Si Ravel aujourd'hui...

Gérard Pesson, Musique de chambre, Cantates

Par Laurent Bury | ven 29 Juin 2018 | Imprimer

Si Ravel était notre contemporain, il s’appellerait peut-être Gérard Pesson.  Par le raffinement de son écriture, par le côté ludique dont ses créations sont rarement exemptes, Pesson s’inscrit dans la même lignée que tout un pan de la carrière de Maurice Ravel. Ce n’est évidemment pas l’hispanisme qu’on retrouve chez lui, mais plutôt la subtilité orchestrale d’œuvres comme les Trois Poèmes de Stéphane Mallarmé, par exemple, dont on retrouve ici la parcimonie, la décantation sonore.

Ce double CD que publie NoMadMusic (qui avait déjà proposé en 2015 son stupéfiant travail sur La Coquette trompée de Dauvergne) permet de balayer presque deux décennies dans la carrière de Gérard Pesson. Les œuvres réunies sur les deux disques couvrent un période allant de 1992 à 2011, et font la part belle à la voix. L’intégralité de la seconde galette est consacrée aux trois cantates formant Cantate égale pays, composé entre 2007 et 2010. Autrement dit, une bonne manière de se familiariser avec un compositeur français de notre temps, ce qui n’est pas si courant au disque et qui mérite en soi d’être salué.

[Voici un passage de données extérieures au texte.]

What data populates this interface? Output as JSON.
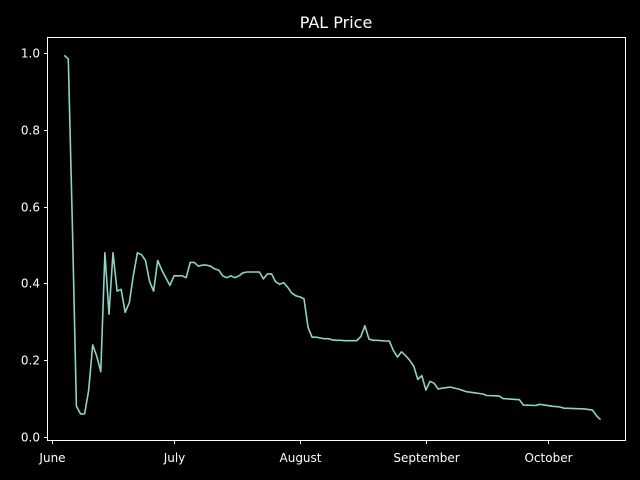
{
  "chart_data": {
    "type": "line",
    "title": "PAL Price",
    "xlabel": "",
    "ylabel": "",
    "x_axis": {
      "kind": "date",
      "range": [
        "2021-05-31",
        "2021-10-20"
      ],
      "ticks": [
        {
          "date": "2021-06-01",
          "label": "June"
        },
        {
          "date": "2021-07-01",
          "label": "July"
        },
        {
          "date": "2021-08-01",
          "label": "August"
        },
        {
          "date": "2021-09-01",
          "label": "September"
        },
        {
          "date": "2021-10-01",
          "label": "October"
        }
      ]
    },
    "y_axis": {
      "range": [
        -0.008,
        1.04
      ],
      "ticks": [
        {
          "value": 0.0,
          "label": "0.0"
        },
        {
          "value": 0.2,
          "label": "0.2"
        },
        {
          "value": 0.4,
          "label": "0.4"
        },
        {
          "value": 0.6,
          "label": "0.6"
        },
        {
          "value": 0.8,
          "label": "0.8"
        },
        {
          "value": 1.0,
          "label": "1.0"
        }
      ]
    },
    "grid": false,
    "legend": "none",
    "series": [
      {
        "color": "#8dd3c7",
        "points": [
          [
            "2021-06-04",
            0.995
          ],
          [
            "2021-06-05",
            0.985
          ],
          [
            "2021-06-06",
            0.55
          ],
          [
            "2021-06-07",
            0.08
          ],
          [
            "2021-06-08",
            0.06
          ],
          [
            "2021-06-09",
            0.06
          ],
          [
            "2021-06-10",
            0.12
          ],
          [
            "2021-06-11",
            0.24
          ],
          [
            "2021-06-12",
            0.21
          ],
          [
            "2021-06-13",
            0.17
          ],
          [
            "2021-06-14",
            0.48
          ],
          [
            "2021-06-15",
            0.32
          ],
          [
            "2021-06-16",
            0.48
          ],
          [
            "2021-06-17",
            0.38
          ],
          [
            "2021-06-18",
            0.385
          ],
          [
            "2021-06-19",
            0.325
          ],
          [
            "2021-06-20",
            0.35
          ],
          [
            "2021-06-21",
            0.42
          ],
          [
            "2021-06-22",
            0.48
          ],
          [
            "2021-06-23",
            0.475
          ],
          [
            "2021-06-24",
            0.46
          ],
          [
            "2021-06-25",
            0.405
          ],
          [
            "2021-06-26",
            0.38
          ],
          [
            "2021-06-27",
            0.46
          ],
          [
            "2021-06-28",
            0.435
          ],
          [
            "2021-06-29",
            0.415
          ],
          [
            "2021-06-30",
            0.395
          ],
          [
            "2021-07-01",
            0.42
          ],
          [
            "2021-07-02",
            0.42
          ],
          [
            "2021-07-03",
            0.42
          ],
          [
            "2021-07-04",
            0.415
          ],
          [
            "2021-07-05",
            0.455
          ],
          [
            "2021-07-06",
            0.455
          ],
          [
            "2021-07-07",
            0.445
          ],
          [
            "2021-07-08",
            0.448
          ],
          [
            "2021-07-09",
            0.448
          ],
          [
            "2021-07-10",
            0.445
          ],
          [
            "2021-07-11",
            0.438
          ],
          [
            "2021-07-12",
            0.435
          ],
          [
            "2021-07-13",
            0.42
          ],
          [
            "2021-07-14",
            0.415
          ],
          [
            "2021-07-15",
            0.42
          ],
          [
            "2021-07-16",
            0.415
          ],
          [
            "2021-07-17",
            0.42
          ],
          [
            "2021-07-18",
            0.428
          ],
          [
            "2021-07-19",
            0.43
          ],
          [
            "2021-07-20",
            0.43
          ],
          [
            "2021-07-21",
            0.43
          ],
          [
            "2021-07-22",
            0.43
          ],
          [
            "2021-07-23",
            0.412
          ],
          [
            "2021-07-24",
            0.425
          ],
          [
            "2021-07-25",
            0.425
          ],
          [
            "2021-07-26",
            0.405
          ],
          [
            "2021-07-27",
            0.398
          ],
          [
            "2021-07-28",
            0.402
          ],
          [
            "2021-07-29",
            0.39
          ],
          [
            "2021-07-30",
            0.375
          ],
          [
            "2021-07-31",
            0.368
          ],
          [
            "2021-08-01",
            0.365
          ],
          [
            "2021-08-02",
            0.36
          ],
          [
            "2021-08-03",
            0.285
          ],
          [
            "2021-08-04",
            0.26
          ],
          [
            "2021-08-05",
            0.26
          ],
          [
            "2021-08-06",
            0.258
          ],
          [
            "2021-08-07",
            0.256
          ],
          [
            "2021-08-08",
            0.256
          ],
          [
            "2021-08-09",
            0.253
          ],
          [
            "2021-08-10",
            0.252
          ],
          [
            "2021-08-11",
            0.252
          ],
          [
            "2021-08-12",
            0.251
          ],
          [
            "2021-08-13",
            0.251
          ],
          [
            "2021-08-14",
            0.251
          ],
          [
            "2021-08-15",
            0.251
          ],
          [
            "2021-08-16",
            0.262
          ],
          [
            "2021-08-17",
            0.29
          ],
          [
            "2021-08-18",
            0.255
          ],
          [
            "2021-08-19",
            0.252
          ],
          [
            "2021-08-20",
            0.252
          ],
          [
            "2021-08-21",
            0.251
          ],
          [
            "2021-08-22",
            0.25
          ],
          [
            "2021-08-23",
            0.25
          ],
          [
            "2021-08-24",
            0.225
          ],
          [
            "2021-08-25",
            0.208
          ],
          [
            "2021-08-26",
            0.222
          ],
          [
            "2021-08-27",
            0.212
          ],
          [
            "2021-08-28",
            0.2
          ],
          [
            "2021-08-29",
            0.185
          ],
          [
            "2021-08-30",
            0.15
          ],
          [
            "2021-08-31",
            0.16
          ],
          [
            "2021-09-01",
            0.122
          ],
          [
            "2021-09-02",
            0.145
          ],
          [
            "2021-09-03",
            0.14
          ],
          [
            "2021-09-04",
            0.125
          ],
          [
            "2021-09-05",
            0.127
          ],
          [
            "2021-09-07",
            0.13
          ],
          [
            "2021-09-09",
            0.125
          ],
          [
            "2021-09-11",
            0.118
          ],
          [
            "2021-09-13",
            0.115
          ],
          [
            "2021-09-15",
            0.112
          ],
          [
            "2021-09-16",
            0.108
          ],
          [
            "2021-09-19",
            0.107
          ],
          [
            "2021-09-20",
            0.1
          ],
          [
            "2021-09-24",
            0.097
          ],
          [
            "2021-09-25",
            0.083
          ],
          [
            "2021-09-28",
            0.082
          ],
          [
            "2021-09-29",
            0.085
          ],
          [
            "2021-10-02",
            0.08
          ],
          [
            "2021-10-04",
            0.078
          ],
          [
            "2021-10-05",
            0.075
          ],
          [
            "2021-10-10",
            0.073
          ],
          [
            "2021-10-12",
            0.07
          ],
          [
            "2021-10-13",
            0.055
          ],
          [
            "2021-10-14",
            0.045
          ]
        ]
      }
    ]
  }
}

Le rapport à Ravel apparaît avec évidence dans les Cinq Chansons écrites en 1999 sur des poèmes de Marie Redonnet et destinées à être interprétées avec les Chansons madécasses, par le même effectif vocal et instrumental. Si l’on pense ici à Ravel, c’est aussi à cause de l’exotisme délibéré de certaines de ces mélodies, en particulier. La soprano Marion Tassou reprend ici une partition initialement destinée à une voix de mezzo (c’est Katarina Karnéus qui en avait assuré la création, au Châtelet en 2000) : à aucun moment l’auditeur n’a le sentiment qu’une voix plus grave soit absolument indispensable, et l’interprétation rend justice à la quotidienne étrangeté des textes de Marie Redonnet.

Pour Cantate égale pays, le lien avec Ravel réside cette fois dans l’hommage au XVIIIe siècle tel qu’avait pu le pratiquer l’auteur du Tombeau de Couperin, en reprenant des formes musicales anciennes pour mieux leur procurer un rhabillage incontestablement moderne : toccata, choral, et l’idée même de cantate renvoient ici à Bach. Et l’on pourrait trouver quelque chose de ravélien dans l’utilisation même de la voix, savamment distillée goutte à goutte, loin de tout déchaînement d’ampleur romantique. Les poèmes mis en musique ont quelque chose de mallarméen dans leur économie raffinée, mais le deuxième des trois volets, inspiré par la poésie de Gerard Manley Hopkins, renvoie explicitement à Purcell et, à travers lui, à Benjamin Britten, d’autant qu’il fait intervenir une voix de contre-ténor, hommage à l’Orpheus britannicus mais aussi à celui qui confia à Alfred Deller son premier rôle scénique dans l’opéra A Midsummer Night’s Dream. Dans la diction des textes de Mathieu Nuss et d’Elena Andreyev, on pourra trouver parfois une pointe d’accent anglais aux six membres de l’ensemble vocal EXAUDI, qui devient évidemment un atout pour déclamer les poèmes de Hopkins. On admire néanmoins la pureté du son, les impressionnantes notes très longtemps tenues des sopranos, dans un climat qui évoque parfois les premières phrases du chœur des bêtes dans L’Enfant et les sortilèges. De leur côté, les neuf instrumentistes de L’Instant Donné évoluent avec une parfaite aisance dans cet univers dont ils sont tout à fait familiers. La qualité du travail de tous est d’autant plus remarquable qu’il s’agit d’un live.